Après les législatives

Après les législatives

Elles nous diront certainement que le seul poste qu’elles méritent est celui de Président de la République. Et c’est pourquoi elles ne consentent à participer qu’à la seule élection présidentielle. Mais lorsque l’on voit la pantalonnade qu’a été leur participation à la dernière présidentielle, et devant leur incapacité à faire représenter leurs partis politiques au Parlement, notre démocratie gagnerait certainement à les empêcher de parler à jamais sur la place publique des problèmes de notre pays. Un jour où nous parlions de ces personnalités-là, quelqu’un nous a demandé: «Mais dans quelle circonscription voulez-vous donc qu’elles aillent se présenter avec une once de chance de gagner?» Bonne question, dirions-nous. Et ajoutons qu’elles ont eu le ‘’flair’’ de comprendre qu’elles n’avaient aucune chance de gagner un poste de député.

Ce ne fut pas le cas de certains que l’on considérait comme des grosses pointures dans leurs circonscriptions et qui se sont cassé la figure dans les urnes, parfois devant des « indépendants » qu’ils méprisaient. Mais au-delà de ces cas emblématiques et du message que leurs échecs envoient à nos leaders politiques, l’attention devrait, à notre avis, être portée sur le taux de participation et la percée des «indépendants».

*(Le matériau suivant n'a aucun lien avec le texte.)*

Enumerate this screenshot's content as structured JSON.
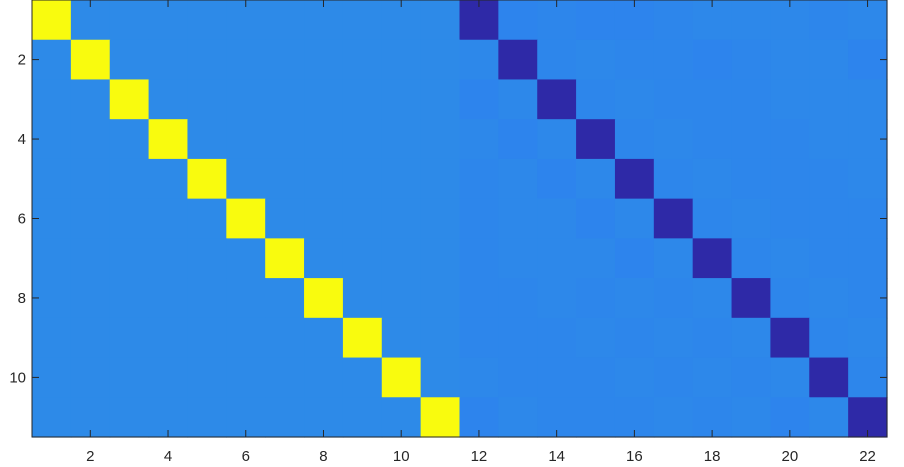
{
  "chart_data": {
    "type": "heatmap",
    "title": "",
    "xlabel": "",
    "ylabel": "",
    "rows": 11,
    "cols": 22,
    "xlim": [
      0.5,
      22.5
    ],
    "ylim": [
      0.5,
      11.5
    ],
    "y_direction": "reverse",
    "colormap": "parula",
    "clim": [
      -1,
      1
    ],
    "x_ticks": [
      2,
      4,
      6,
      8,
      10,
      12,
      14,
      16,
      18,
      20,
      22
    ],
    "x_tick_labels": [
      "2",
      "4",
      "6",
      "8",
      "10",
      "12",
      "14",
      "16",
      "18",
      "20",
      "22"
    ],
    "y_ticks": [
      2,
      4,
      6,
      8,
      10
    ],
    "y_tick_labels": [
      "2",
      "4",
      "6",
      "8",
      "10"
    ],
    "grid": false,
    "legend": "none",
    "values": [
      [
        1,
        0,
        0,
        0,
        0,
        0,
        0,
        0,
        0,
        0,
        0,
        -0.95,
        -0.15,
        -0.1,
        -0.15,
        -0.15,
        -0.1,
        -0.05,
        -0.05,
        -0.05,
        -0.1,
        -0.05
      ],
      [
        0,
        1,
        0,
        0,
        0,
        0,
        0,
        0,
        0,
        0,
        0,
        -0.05,
        -0.95,
        -0.1,
        -0.05,
        -0.1,
        -0.1,
        -0.15,
        -0.1,
        -0.05,
        -0.05,
        -0.15
      ],
      [
        0,
        0,
        1,
        0,
        0,
        0,
        0,
        0,
        0,
        0,
        0,
        -0.15,
        -0.05,
        -0.95,
        -0.1,
        -0.05,
        -0.1,
        -0.1,
        -0.1,
        -0.05,
        -0.05,
        -0.05
      ],
      [
        0,
        0,
        0,
        1,
        0,
        0,
        0,
        0,
        0,
        0,
        0,
        -0.05,
        -0.15,
        -0.05,
        -0.95,
        -0.1,
        -0.05,
        -0.1,
        -0.1,
        -0.1,
        -0.05,
        -0.05
      ],
      [
        0,
        0,
        0,
        0,
        1,
        0,
        0,
        0,
        0,
        0,
        0,
        -0.1,
        -0.05,
        -0.15,
        -0.05,
        -0.95,
        -0.1,
        -0.05,
        -0.1,
        -0.1,
        -0.1,
        -0.05
      ],
      [
        0,
        0,
        0,
        0,
        0,
        1,
        0,
        0,
        0,
        0,
        0,
        -0.1,
        -0.05,
        -0.05,
        -0.15,
        -0.05,
        -0.95,
        -0.1,
        -0.05,
        -0.1,
        -0.1,
        -0.1
      ],
      [
        0,
        0,
        0,
        0,
        0,
        0,
        1,
        0,
        0,
        0,
        0,
        -0.1,
        -0.05,
        -0.05,
        -0.05,
        -0.15,
        -0.05,
        -0.95,
        -0.1,
        -0.05,
        -0.1,
        -0.1
      ],
      [
        0,
        0,
        0,
        0,
        0,
        0,
        0,
        1,
        0,
        0,
        0,
        -0.1,
        -0.1,
        -0.05,
        -0.1,
        -0.05,
        -0.1,
        -0.05,
        -0.95,
        -0.1,
        -0.05,
        -0.1
      ],
      [
        0,
        0,
        0,
        0,
        0,
        0,
        0,
        0,
        1,
        0,
        0,
        -0.1,
        -0.1,
        -0.1,
        -0.05,
        -0.1,
        -0.05,
        -0.1,
        -0.05,
        -0.95,
        -0.1,
        -0.05
      ],
      [
        0,
        0,
        0,
        0,
        0,
        0,
        0,
        0,
        0,
        1,
        0,
        -0.05,
        -0.1,
        -0.1,
        -0.1,
        -0.05,
        -0.1,
        -0.05,
        -0.1,
        -0.05,
        -0.95,
        -0.1
      ],
      [
        0,
        0,
        0,
        0,
        0,
        0,
        0,
        0,
        0,
        0,
        1,
        -0.15,
        -0.05,
        -0.1,
        -0.1,
        -0.1,
        -0.05,
        -0.1,
        -0.05,
        -0.15,
        -0.05,
        -0.95
      ]
    ]
  }
}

D’abord le taux de participation. Il est de 34,10% en moyenne sur l’ensemble du territoire. Dans aucune commune d’Abidjan, l’on a atteint les 20%. À Bouaké, il est de 16,99% ; à Abobo, 14,71 ; Adjamé, 15,72. C’est à Anyama et Bingerville, proches banlieues d’Abidjan, que nous avons eu des taux de 29,05 et 23,28%. À notre avis, cela signifie que les populations commencent à être indifférentes au discours et actes des politiques. Elles se sentent de moins en moins concernées par ce qu’ils font. Soit parce que ces populations estiment que les politiques ne s’intéressent pas à leurs vrais problèmes, soit parce que les messagers ne sont plus ceux que ces populations écoutent. Et c’est ce qui explique la percée des « indépendants ».

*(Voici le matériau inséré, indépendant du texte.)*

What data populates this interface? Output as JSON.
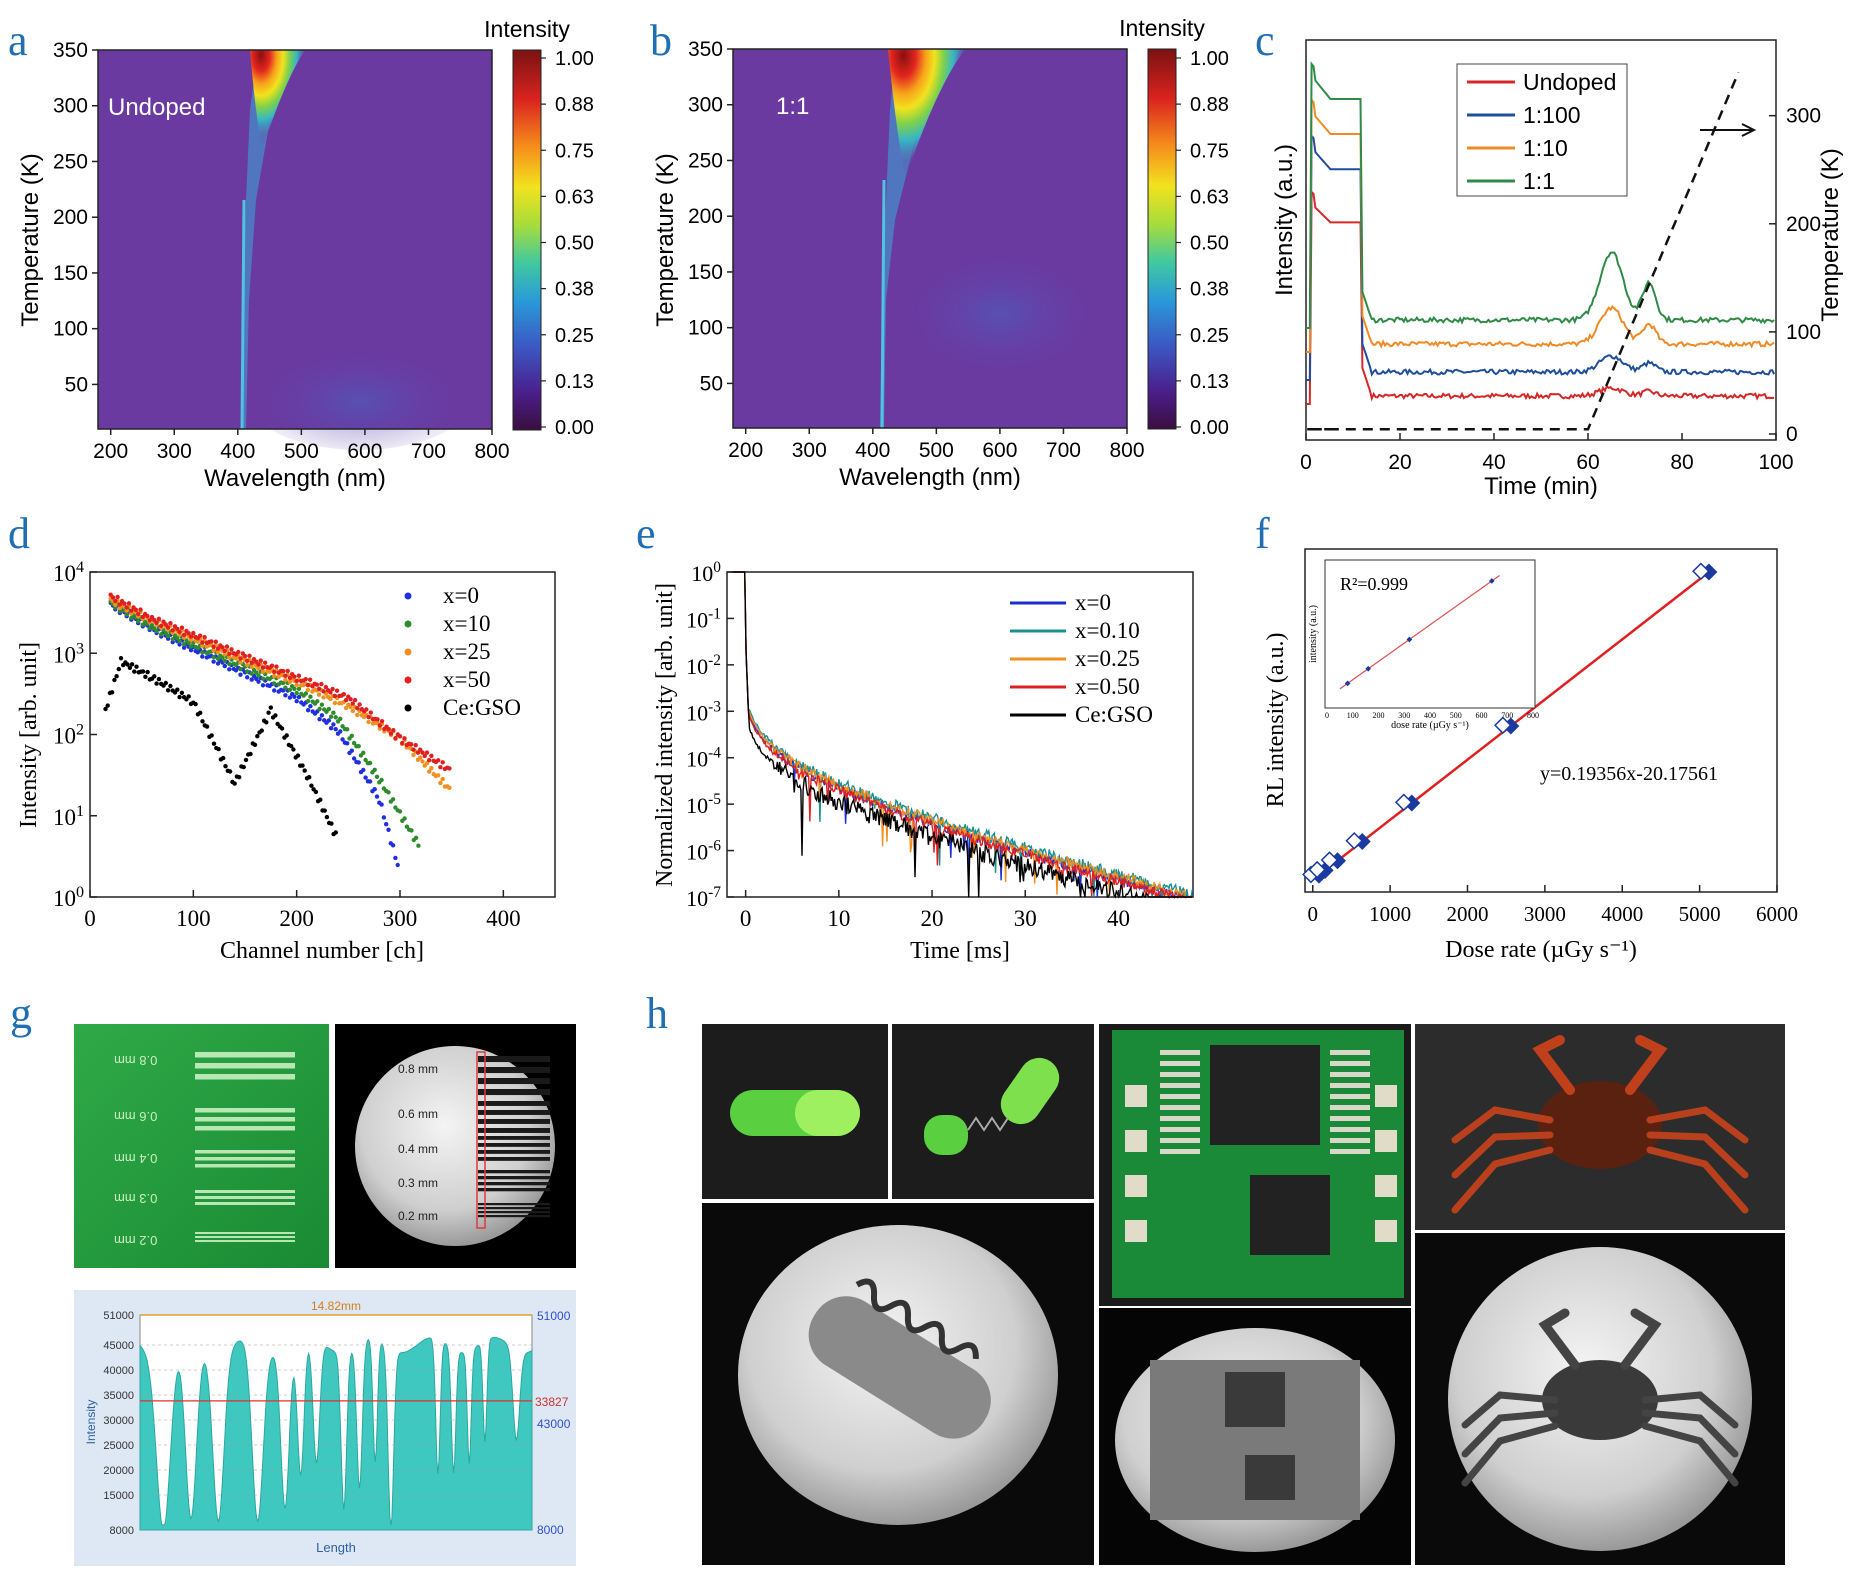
{
  "panel_labels": {
    "a": "a",
    "b": "b",
    "c": "c",
    "d": "d",
    "e": "e",
    "f": "f",
    "g": "g",
    "h": "h"
  },
  "chart_data": [
    {
      "panel": "a",
      "type": "heatmap",
      "xlabel": "Wavelength (nm)",
      "ylabel": "Temperature (K)",
      "xlim": [
        180,
        800
      ],
      "ylim": [
        10,
        350
      ],
      "xticks": [
        200,
        300,
        400,
        500,
        600,
        700,
        800
      ],
      "yticks": [
        50,
        100,
        150,
        200,
        250,
        300,
        350
      ],
      "annotation": "Undoped",
      "colorbar_title": "Intensity",
      "colorbar_ticks": [
        "1.00",
        "0.88",
        "0.75",
        "0.63",
        "0.50",
        "0.38",
        "0.25",
        "0.13",
        "0.00"
      ],
      "colorbar_colors": [
        "#3b0e3e",
        "#4a1f8c",
        "#3b58c4",
        "#2a9ad8",
        "#41c9a0",
        "#a8dc3a",
        "#f2e21e",
        "#f58a1c",
        "#d9231e",
        "#7a1212"
      ],
      "background_color": "#6a3aa0",
      "peak_nm": 425
    },
    {
      "panel": "b",
      "type": "heatmap",
      "xlabel": "Wavelength (nm)",
      "ylabel": "Temperature (K)",
      "xlim": [
        180,
        800
      ],
      "ylim": [
        10,
        350
      ],
      "xticks": [
        200,
        300,
        400,
        500,
        600,
        700,
        800
      ],
      "yticks": [
        50,
        100,
        150,
        200,
        250,
        300,
        350
      ],
      "annotation": "1:1",
      "colorbar_title": "Intensity",
      "colorbar_ticks": [
        "1.00",
        "0.88",
        "0.75",
        "0.63",
        "0.50",
        "0.38",
        "0.25",
        "0.13",
        "0.00"
      ],
      "background_color": "#6a3aa0",
      "peak_nm": 425
    },
    {
      "panel": "c",
      "type": "line",
      "xlabel": "Time (min)",
      "ylabel": "Intensity (a.u.)",
      "y2label": "Temperature (K)",
      "xlim": [
        0,
        100
      ],
      "xticks": [
        0,
        20,
        40,
        60,
        80,
        100
      ],
      "y2lim": [
        0,
        370
      ],
      "y2ticks": [
        0,
        100,
        200,
        300
      ],
      "series": [
        {
          "name": "Undoped",
          "color": "#d62728",
          "irradiated": 0.62,
          "baseline": 0.11,
          "tl_peak": 0.02
        },
        {
          "name": "1:100",
          "color": "#1f4e9c",
          "irradiated": 0.76,
          "baseline": 0.17,
          "tl_peak": 0.04
        },
        {
          "name": "1:10",
          "color": "#f08a24",
          "irradiated": 0.85,
          "baseline": 0.24,
          "tl_peak": 0.09
        },
        {
          "name": "1:1",
          "color": "#2e8b47",
          "irradiated": 0.94,
          "baseline": 0.3,
          "tl_peak": 0.17
        }
      ],
      "temperature_profile": {
        "time": [
          0,
          60,
          92
        ],
        "temperature": [
          10,
          10,
          340
        ],
        "style": "dashed"
      }
    },
    {
      "panel": "d",
      "type": "scatter",
      "xlabel": "Channel number [ch]",
      "ylabel": "Intensity [arb. unit]",
      "xlim": [
        0,
        450
      ],
      "ylim_log10": [
        0,
        4
      ],
      "yscale": "log",
      "xticks": [
        0,
        100,
        200,
        300,
        400
      ],
      "yticks": [
        "10^0",
        "10^1",
        "10^2",
        "10^3",
        "10^4"
      ],
      "series": [
        {
          "name": "x=0",
          "color": "#1f2fe0",
          "x": [
            20,
            60,
            100,
            150,
            200,
            240,
            280,
            300
          ],
          "log10y": [
            3.6,
            3.3,
            3.05,
            2.75,
            2.45,
            2.05,
            1.2,
            0.3
          ]
        },
        {
          "name": "x=10",
          "color": "#2e8b2e",
          "x": [
            20,
            60,
            100,
            150,
            200,
            240,
            280,
            320
          ],
          "log10y": [
            3.62,
            3.32,
            3.1,
            2.82,
            2.55,
            2.2,
            1.45,
            0.6
          ]
        },
        {
          "name": "x=25",
          "color": "#f09020",
          "x": [
            20,
            60,
            100,
            150,
            200,
            250,
            300,
            350
          ],
          "log10y": [
            3.65,
            3.4,
            3.18,
            2.9,
            2.65,
            2.35,
            1.95,
            1.3
          ]
        },
        {
          "name": "x=50",
          "color": "#e02020",
          "x": [
            20,
            60,
            100,
            150,
            200,
            250,
            300,
            350
          ],
          "log10y": [
            3.7,
            3.42,
            3.22,
            2.95,
            2.7,
            2.45,
            1.95,
            1.55
          ]
        },
        {
          "name": "Ce:GSO",
          "color": "#000000",
          "x": [
            15,
            30,
            60,
            100,
            140,
            175,
            210,
            240
          ],
          "log10y": [
            2.3,
            2.9,
            2.7,
            2.4,
            1.4,
            2.3,
            1.5,
            0.7
          ]
        }
      ]
    },
    {
      "panel": "e",
      "type": "line",
      "xlabel": "Time [ms]",
      "ylabel": "Normalized intensity [arb. unit]",
      "xlim": [
        -2,
        48
      ],
      "ylim_log10": [
        -7,
        0
      ],
      "yscale": "log",
      "xticks": [
        0,
        10,
        20,
        30,
        40
      ],
      "yticks": [
        "10^0",
        "10^-1",
        "10^-2",
        "10^-3",
        "10^-4",
        "10^-5",
        "10^-6",
        "10^-7"
      ],
      "series": [
        {
          "name": "x=0",
          "color": "#1a2fd0"
        },
        {
          "name": "x=0.10",
          "color": "#1a9090"
        },
        {
          "name": "x=0.25",
          "color": "#f09020"
        },
        {
          "name": "x=0.50",
          "color": "#e02020"
        },
        {
          "name": "Ce:GSO",
          "color": "#000000"
        }
      ]
    },
    {
      "panel": "f",
      "type": "scatter",
      "xlabel": "Dose rate (µGy s⁻¹)",
      "ylabel": "RL intensity (a.u.)",
      "xlim": [
        -100,
        6000
      ],
      "xticks": [
        0,
        1000,
        2000,
        3000,
        4000,
        5000,
        6000
      ],
      "x": [
        80,
        160,
        320,
        640,
        1280,
        2560,
        5120
      ],
      "fit_label": "y=0.19356x-20.17561",
      "inset": {
        "r2_label": "R²=0.999",
        "xlabel": "dose rate (µGy s⁻¹)",
        "ylabel": "intensity (a.u.)",
        "xticks": [
          0,
          100,
          200,
          300,
          400,
          500,
          600,
          700,
          800
        ],
        "x": [
          80,
          160,
          320,
          640
        ]
      }
    },
    {
      "panel": "g",
      "type": "line",
      "xlabel": "Length",
      "ylabel": "Intensity",
      "ylim": [
        8000,
        51000
      ],
      "yticks": [
        51000,
        45000,
        40000,
        35000,
        30000,
        25000,
        20000,
        15000,
        8000
      ],
      "width_label": "14.82mm",
      "right_labels": [
        "51000",
        "33827",
        "43000",
        "8000"
      ],
      "threshold": 33827,
      "fill_color": "#3ec8c0"
    }
  ],
  "images": {
    "g_target_labels": [
      "0.8 mm",
      "0.6 mm",
      "0.4 mm",
      "0.3 mm",
      "0.2 mm"
    ],
    "g_xray_labels": [
      "0.8 mm",
      "0.6 mm",
      "0.4 mm",
      "0.3 mm",
      "0.2 mm"
    ]
  }
}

Ils sont 75 à avoir été élus. Les deux sont liés. Soit on ne se déplace pas pour aller voter, parce que l’on est devenu indifférent à la politique, soit on va voter, mais pour sanctionner les personnes choisies par les appareils politiques des principaux partis. Souvent, c’est l’équation personnelle de certains candidats qui est en jeu, mais parfois, l’on cherche à envoyer un message au chef. Le message peut se décrypter comme un mécontentement de la politique menée, ou une volonté de voir d’autres têtes, parce que l’on est fatigué de celles que l’on a en face de soi, ou les deux.

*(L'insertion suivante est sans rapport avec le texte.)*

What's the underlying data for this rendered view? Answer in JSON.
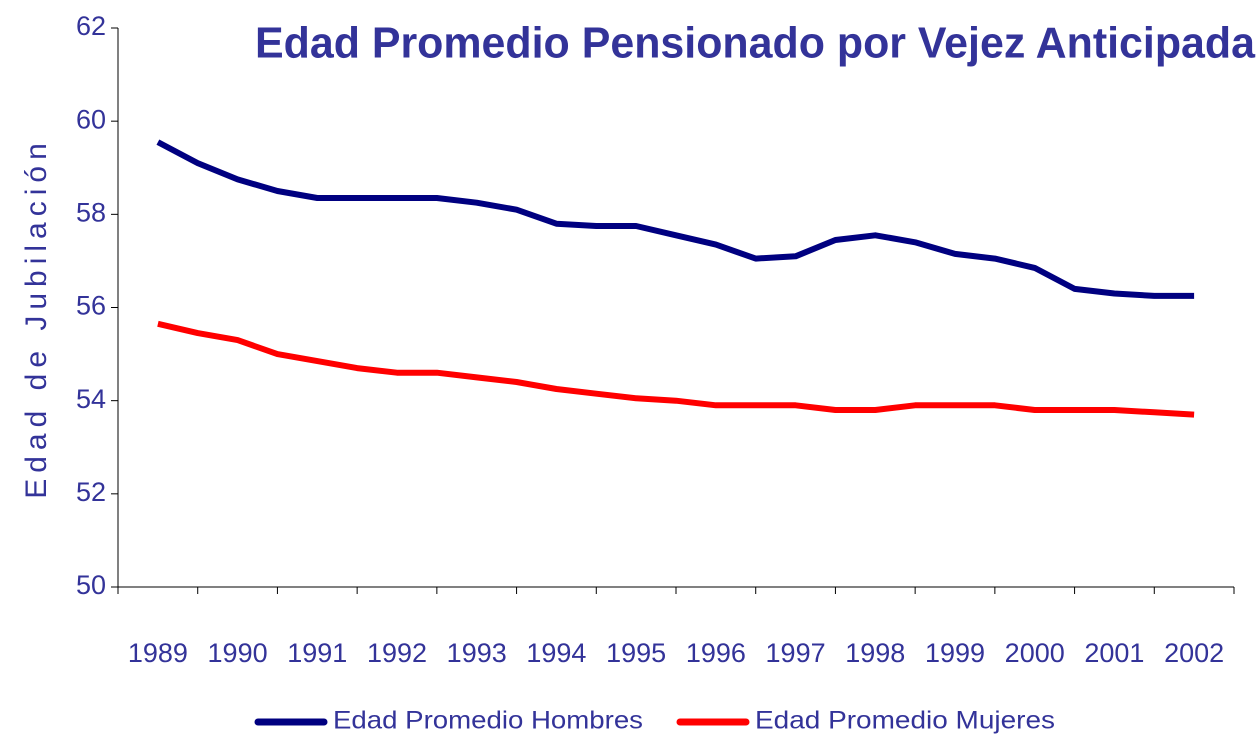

Faut-il alors renouveler la classe politique? Sans doute! Et c’est ce que le peuple vient de faire au niveau de l’Assemblée nationale. Il reste les autres instances de décision et de pouvoir. Du sang neuf dans l’appareil permet de donner un nouvel élan. Mais il faut se garder de changer pour seulement changer. Si une telle décision devrait être prise, il faudrait que le peuple ait, bien entendu, le sentiment qu’il a été entendu. Ce qui implique qu’il faille bien l’écouter pour savoir qui faire partir, mais surtout qu’il sente que l’on a nommé des personnes compétentes, qui ne tomberaient pas dans les travers reproché à certains, notamment leur distance par rapport à la population. D’où la nécessité de faire un bon casting. Personne ne saurait, de bonne foi, nier l’immense travail abattu en peu de temps par le Président Ouattara pour reconstruire notre pays. Mais si les préoccupations quotidiennes sont trop importantes pour certaines parties de la population, ce sont elles qui prennent le pas sur tout le reste.

Pour prendre une image, disons qu’un homme affamé qui marche sur une belle route ne remarquera même pas celle-ci. Son cerveau restera concentré sur sa faim. Il ne nous faut, cependant, pas oublier ce qu’est notre pays, c’est-à-dire un pays qui cherche à émerger, qui n’est pas encore industrialisé ; où le taux d’alphabétisation est encore faible, et celui de la pauvreté encore très fort. Le changement auquel nous aspirons ne se fera jamais du jour au lendemain. Il faut donner du temps au temps, mais ce temps se raccourcira en fonction du classement de nos priorités, de notre ardeur au travail et de l’éthique que nous mettrons dans nos actions. Et ceux ou celles qui doivent le mieux promouvoir cette éthique sont nos élus et ceux qui, demain, seront investis de missions importantes au niveau de l’État.